Editor's note: This article originally appeared on The Trillium, a new Village Media website devoted exclusively to covering provincial politics at Queen’s Park.
Following a series of recent tractor-trailer crashes in Ontario, a trucking-safety advocate and two New Democrat MPPs from northern Ontario called for the provincial government to improve the industry's safety mechanisms.
Speaking at Queen's Park on Wednesday morning, Travis McDougall, the co-founder of Truckers for Safer Highways, stressed a need for more diligence at truck inspection stations and in licensing.
"The quality of training that new drivers are receiving is insufficient, considering the job they'll be expected to do once they have acquired the commercial driver's licence," said McDougall, who is a Kitchener-based trucker.
Ontario's commercial-driving licensing system is an outlier within Canada. Many carriers in Ontario run licensing tests for their own drivers, whereas in 2019 only "a handful of carriers in two provinces" were allowed to test their employees for a commercial driver's licence, the province's auditor general found in a report on commercial vehicle safety and enforcement that year.
"Many carriers — this is not all — but many carriers do not provide additional training to new employees before sending them over the road, and if they do it's often insufficient to ensure the driver is properly prepared to do the job safely," McDougall said.
McDougall's work regularly takes him on the road to British Columbia and back.
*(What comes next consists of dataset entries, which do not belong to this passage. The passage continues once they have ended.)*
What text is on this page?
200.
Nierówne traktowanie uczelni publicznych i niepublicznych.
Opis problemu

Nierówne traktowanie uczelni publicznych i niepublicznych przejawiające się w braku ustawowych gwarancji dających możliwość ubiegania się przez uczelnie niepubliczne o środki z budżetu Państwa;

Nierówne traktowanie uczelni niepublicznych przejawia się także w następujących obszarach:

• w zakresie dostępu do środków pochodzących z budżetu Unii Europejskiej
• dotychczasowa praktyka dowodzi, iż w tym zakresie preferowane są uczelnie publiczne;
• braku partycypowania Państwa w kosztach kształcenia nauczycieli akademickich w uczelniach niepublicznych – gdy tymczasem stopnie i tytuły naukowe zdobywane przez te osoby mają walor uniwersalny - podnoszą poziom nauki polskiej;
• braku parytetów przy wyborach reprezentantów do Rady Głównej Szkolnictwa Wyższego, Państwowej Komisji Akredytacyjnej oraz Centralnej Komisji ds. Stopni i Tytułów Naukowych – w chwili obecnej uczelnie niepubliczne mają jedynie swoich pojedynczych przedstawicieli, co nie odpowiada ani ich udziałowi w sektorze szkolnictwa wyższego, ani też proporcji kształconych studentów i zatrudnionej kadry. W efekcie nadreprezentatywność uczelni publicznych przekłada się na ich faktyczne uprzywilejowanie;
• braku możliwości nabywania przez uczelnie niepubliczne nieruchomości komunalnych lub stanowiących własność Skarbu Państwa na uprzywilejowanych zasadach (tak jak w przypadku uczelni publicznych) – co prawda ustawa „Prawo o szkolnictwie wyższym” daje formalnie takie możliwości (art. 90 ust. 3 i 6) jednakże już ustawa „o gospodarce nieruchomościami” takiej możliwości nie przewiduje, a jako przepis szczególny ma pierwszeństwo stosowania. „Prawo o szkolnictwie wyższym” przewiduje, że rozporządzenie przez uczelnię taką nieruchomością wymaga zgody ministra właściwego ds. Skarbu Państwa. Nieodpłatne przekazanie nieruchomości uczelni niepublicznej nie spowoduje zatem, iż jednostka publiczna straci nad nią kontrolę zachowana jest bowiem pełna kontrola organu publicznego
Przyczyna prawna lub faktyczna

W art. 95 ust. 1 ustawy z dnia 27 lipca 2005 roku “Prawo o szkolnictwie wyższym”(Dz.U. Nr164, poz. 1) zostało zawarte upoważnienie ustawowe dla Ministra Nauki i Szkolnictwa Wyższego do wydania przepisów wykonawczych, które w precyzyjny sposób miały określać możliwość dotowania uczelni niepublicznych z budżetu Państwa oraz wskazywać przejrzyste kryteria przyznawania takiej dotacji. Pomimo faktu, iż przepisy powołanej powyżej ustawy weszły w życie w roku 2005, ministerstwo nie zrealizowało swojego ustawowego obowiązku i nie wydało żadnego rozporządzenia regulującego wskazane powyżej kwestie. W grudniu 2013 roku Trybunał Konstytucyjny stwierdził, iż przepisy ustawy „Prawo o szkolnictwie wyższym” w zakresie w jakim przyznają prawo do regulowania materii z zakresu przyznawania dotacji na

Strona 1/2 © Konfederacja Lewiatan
"I myself just drove and travelled through, on my way home from a trip to Western Canada, northern and northwestern Ontario over the past weekend and saw the extreme amount of carnage that gives the validity to our concerns," McDougall said.
In the early hours of the morning last Friday, a transport truck drove off Highway 11, crashing into two homes in Beardmore, Ont., about 200 kilometres northeast of Thunder Bay. Police are investigating the incident.
While recalling his most recent trip to coastal B.C., specifically his route through Ontario, McDougall said he encountered just one active weigh scale, where transport trucks stop for inspections.
From the scale that McDougall said was open near Barrie to the Manitoba border, a transport driver could pass up to nine separate inspection stations, depending on the route taken, a Ministry of Transportation map of the stations shows.
Inspections done at these stations are meant to ensure the truck, as well as operator, can safely continue driving.
"They were all closed," McDougall said. "So you're missing a lot of ability to monitor the drivers and them doing their job."
The NDP MPPs who hosted McDougall at Queen's Park, Thunder Bay—Superior North's Lise Vaugeois and Timiskaming—Cochrane's John Vanthof, each piggybacked on the same concerns.
Vaugeois highlighted the auditor general's 2019 report, which found that in the five years prior, commercial vehicle drive-test-goers passed tests run by carriers 95 per cent of the time, but only 69 per cent of the time at the government's DriveTest centres. Some of the carriers the Ministry of Transportation let license their employees had "a poor history of collisions," the provincial auditor found.
"What it means is that there are driving schools that are not adequately preparing drivers for the risks and the responsibilities on our highways," Vaugeois said.
Vanthof said that while "most trucking schools do a great job," there's a clear discrepancy between the government- and carrier-run training outcomes. "And it shows up, sadly, in accidents themselves," he added.
The auditor general's 2019 report found that 25 per cent of the 106 carriers that tested their own drivers ranked among the worst one per cent of companies for at-fault collisions.
"There's a conflict of interest there, I think from the get go. And the government needs to be either really monitoring what is going on, or perhaps requiring that those functions be separated," Vaugeois said.
Vanthof said the NDP's intention on Wednesday was to resurface issues with trucking safety with the government.
"For people like Travis (McDougall)... for people like us — in Timiskaming-Cochrane and Thunder Bay — Highway 11 and Highway 17, they're not just the Trans Canada Highway, they're our main street. If my kids, my wife, want to go for groceries, she's on Highway 11 with those truckers. So it's much more personal for us," Vanthof said. "Is the government looking at it? I certainly hope so."
A day earlier on Tuesday, while responding to Vaugeois in question period, Transportation Minister Caroline Mulroney said the Ford government is "continuing to review our (Ontario's) commercial licensing process to make sure that we're strengthening regulations to make sure our truck drivers have the training they need when they get out on the road, for themselves as well as for all drivers."
Speaking briefly with The Trillium around midday on Wednesday, Mulroney said "road safety is not a partisan issue, so I'll definitely look at what Lise (Vaugeois) is suggesting and see what we can do to continue to make sure our roads are as safe as can be."